SITE RELIABILITY ENGINEER
DESCRIPTION : Duties : Build a meaningful engineering discipline, combining software and systems to develop creative engineering solutions to operations problems.
Help JPMC Advanced Data Enterprise (JADE) team on production support in public cloud. Work with AI / ML and cloud engineers to build the platform, pipeline, and monitoring systems to ensure the application landscape is designed to take most advantage of JPMC's global cloud solution.
Implement Site Reliability Engineer (SRE) frameworks to support globally multi-cloud environments, and ensure the highest level of SLA through operational excellence.
Provide failure analysis / root cause analysis when required.

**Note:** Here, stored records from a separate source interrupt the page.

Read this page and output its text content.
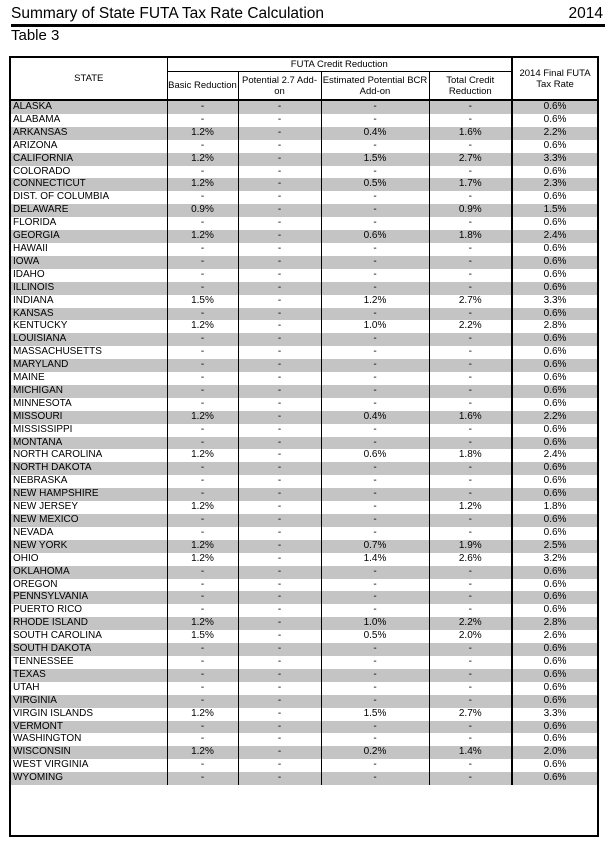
Summary of State FUTA Tax Rate Calculation	2014
Table 3
STATE	FUTA Credit Reduction				2014 Final FUTA Tax Rate
	Basic Reduction	Potential 2.7 Add-on	Estimated Potential BCR Add-on	Total Credit Reduction	
ALASKA	-	-	-	-	0.6%
ALABAMA	-	-	-	-	0.6%
ARKANSAS	1.2%	-	0.4%	1.6%	2.2%
ARIZONA	-	-	-	-	0.6%
CALIFORNIA	1.2%	-	1.5%	2.7%	3.3%
COLORADO	-	-	-	-	0.6%
CONNECTICUT	1.2%	-	0.5%	1.7%	2.3%
DIST. OF COLUMBIA	-	-	-	-	0.6%
DELAWARE	0.9%	-	-	0.9%	1.5%
FLORIDA	-	-	-	-	0.6%
GEORGIA	1.2%	-	0.6%	1.8%	2.4%
HAWAII	-	-	-	-	0.6%
IOWA	-	-	-	-	0.6%
IDAHO	-	-	-	-	0.6%
ILLINOIS	-	-	-	-	0.6%
INDIANA	1.5%	-	1.2%	2.7%	3.3%
KANSAS	-	-	-	-	0.6%
KENTUCKY	1.2%	-	1.0%	2.2%	2.8%
LOUISIANA	-	-	-	-	0.6%
MASSACHUSETTS	-	-	-	-	0.6%
MARYLAND	-	-	-	-	0.6%
MAINE	-	-	-	-	0.6%
MICHIGAN	-	-	-	-	0.6%
MINNESOTA	-	-	-	-	0.6%
MISSOURI	1.2%	-	0.4%	1.6%	2.2%
MISSISSIPPI	-	-	-	-	0.6%
MONTANA	-	-	-	-	0.6%
NORTH CAROLINA	1.2%	-	0.6%	1.8%	2.4%
NORTH DAKOTA	-	-	-	-	0.6%
NEBRASKA	-	-	-	-	0.6%
NEW HAMPSHIRE	-	-	-	-	0.6%
NEW JERSEY	1.2%	-	-	1.2%	1.8%
NEW MEXICO	-	-	-	-	0.6%
NEVADA	-	-	-	-	0.6%
NEW YORK	1.2%	-	0.7%	1.9%	2.5%
OHIO	1.2%	-	1.4%	2.6%	3.2%
OKLAHOMA	-	-	-	-	0.6%
OREGON	-	-	-	-	0.6%
PENNSYLVANIA	-	-	-	-	0.6%
PUERTO RICO	-	-	-	-	0.6%
RHODE ISLAND	1.2%	-	1.0%	2.2%	2.8%
SOUTH CAROLINA	1.5%	-	0.5%	2.0%	2.6%
SOUTH DAKOTA	-	-	-	-	0.6%
TENNESSEE	-	-	-	-	0.6%
TEXAS	-	-	-	-	0.6%
UTAH	-	-	-	-	0.6%
VIRGINIA	-	-	-	-	0.6%
VIRGIN ISLANDS	1.2%	-	1.5%	2.7%	3.3%
VERMONT	-	-	-	-	0.6%
WASHINGTON	-	-	-	-	0.6%
WISCONSIN	1.2%	-	0.2%	1.4%	2.0%
WEST VIRGINIA	-	-	-	-	0.6%
WYOMING	-	-	-	-	0.6%
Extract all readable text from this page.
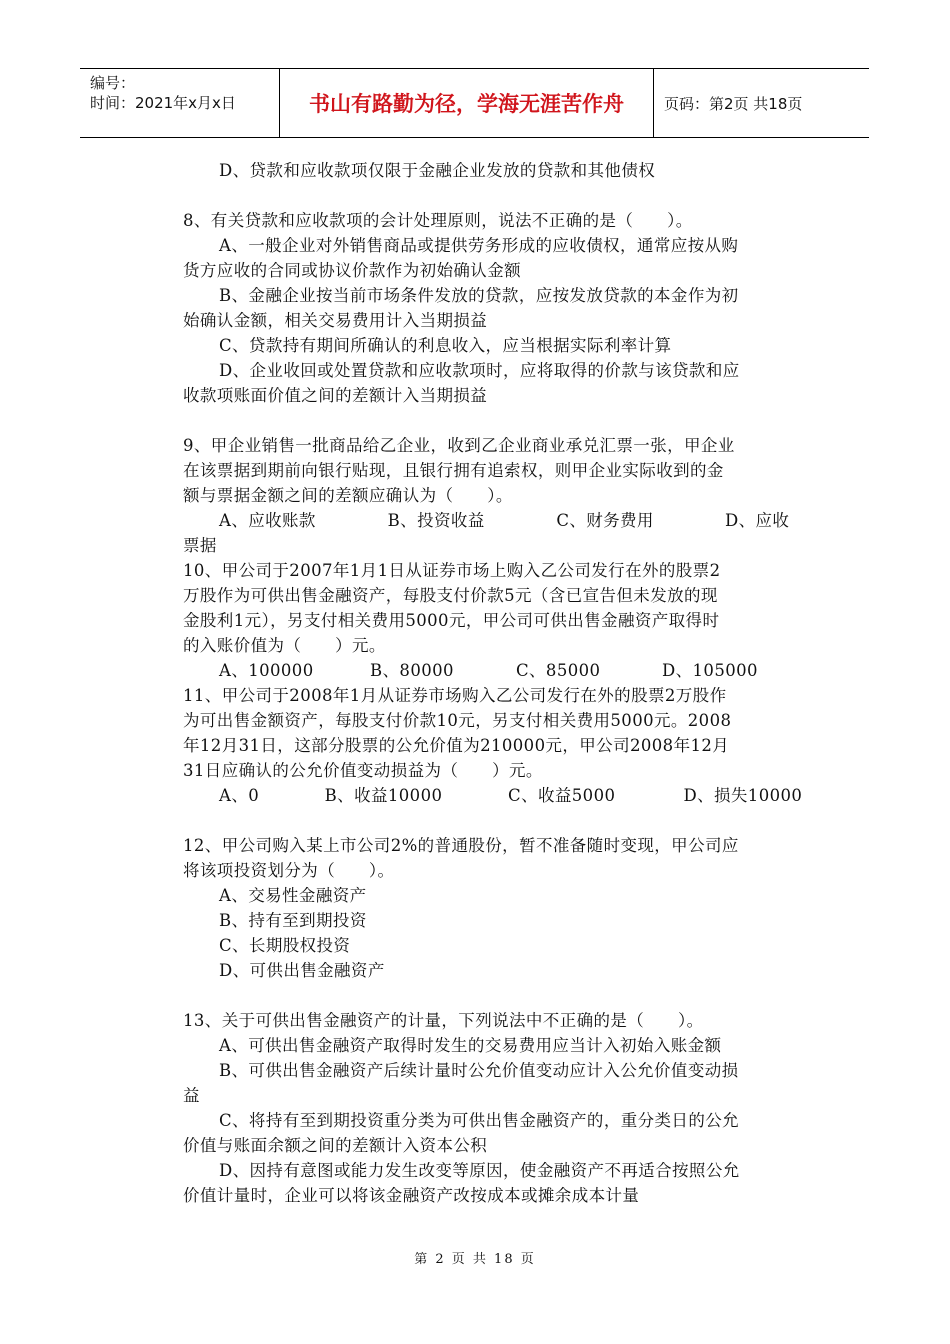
编号：
时间：2021年x月x日	书山有路勤为径，学海无涯苦作舟	页码：第2页 共18页

D、贷款和应收款项仅限于金融企业发放的贷款和其他债权

8、有关贷款和应收款项的会计处理原则，说法不正确的是（　　）。

A、一般企业对外销售商品或提供劳务形成的应收债权，通常应按从购

货方应收的合同或协议价款作为初始确认金额

B、金融企业按当前市场条件发放的贷款，应按发放贷款的本金作为初

始确认金额，相关交易费用计入当期损益

C、贷款持有期间所确认的利息收入，应当根据实际利率计算

D、企业收回或处置贷款和应收款项时，应将取得的价款与该贷款和应

收款项账面价值之间的差额计入当期损益

9、甲企业销售一批商品给乙企业，收到乙企业商业承兑汇票一张，甲企业

在该票据到期前向银行贴现，且银行拥有追索权，则甲企业实际收到的金

额与票据金额之间的差额应确认为（　　）。

A、应收账款	B、投资收益	C、财务费用	D、应收

票据

10、甲公司于2007年1月1日从证券市场上购入乙公司发行在外的股票2

万股作为可供出售金融资产，每股支付价款5元（含已宣告但未发放的现

金股利1元），另支付相关费用5000元，甲公司可供出售金融资产取得时

的入账价值为（　　）元。

A、100000	B、80000	C、85000	D、105000

11、甲公司于2008年1月从证券市场购入乙公司发行在外的股票2万股作

为可出售金额资产，每股支付价款10元，另支付相关费用5000元。2008

年12月31日，这部分股票的公允价值为210000元，甲公司2008年12月

31日应确认的公允价值变动损益为（　　）元。

A、0	B、收益10000	C、收益5000	D、损失10000

12、甲公司购入某上市公司2%的普通股份，暂不准备随时变现，甲公司应

将该项投资划分为（　　）。

A、交易性金融资产

B、持有至到期投资

C、长期股权投资

D、可供出售金融资产

13、关于可供出售金融资产的计量，下列说法中不正确的是（　　）。

A、可供出售金融资产取得时发生的交易费用应当计入初始入账金额

B、可供出售金融资产后续计量时公允价值变动应计入公允价值变动损

益

C、将持有至到期投资重分类为可供出售金融资产的，重分类日的公允

价值与账面余额之间的差额计入资本公积

D、因持有意图或能力发生改变等原因，使金融资产不再适合按照公允

价值计量时，企业可以将该金融资产改按成本或摊余成本计量

第 2 页 共 18 页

Develop and improve the quality of technical engineering documentation.
Drive the maturity of the software development lifecycle. Provide quality control of engineering deliverables. Provide technical consultation to product management.
Perform deployment, administration, management, configuration, testing, and integration tasks related to the big data platforms in cloud environment.
Develop new cloud engineering strategies and implementations for the firm. Champion a DevOps model so that services are automated and elastic across all platforms.
Write operation documentation and knowledge base of known issues with solutions. Participate in 24x7 SRE on-call rotations and escalation workflows.
QUALIFICATIONS : Minimum education and experience required : Master's degree in Computer Science, Computer Engineering, Information Technology, or related field of study plus 3 years of experience in the job offered or as Site Reliability Engineer, Software Systems Release Engineer, or related occupation.
- Skills Required : Requires experience in the following : Linux; Unix; Windows; Agile SDLC; Application Architecture Disciplines, such as container orchestration, Docker, ECS or Kubernetes;
- Observability and Monitoring tools, including Grafana and Prometheus; Infrastructure Architecture Disciplines, including Code IaaC and Networking;
- Continuous Integration / Continuous Development tools, including Jenkins and Git; Python; Shell Scripting; SQL; AWS Cloud Services;
Automated Testing; System Integration Testing; Unit Testing; and User Acceptance Testing.Job Location : 1111 Polaris Pkwy, Columbus, OH 43240.
Telecommuting permitted up to 40% of the week.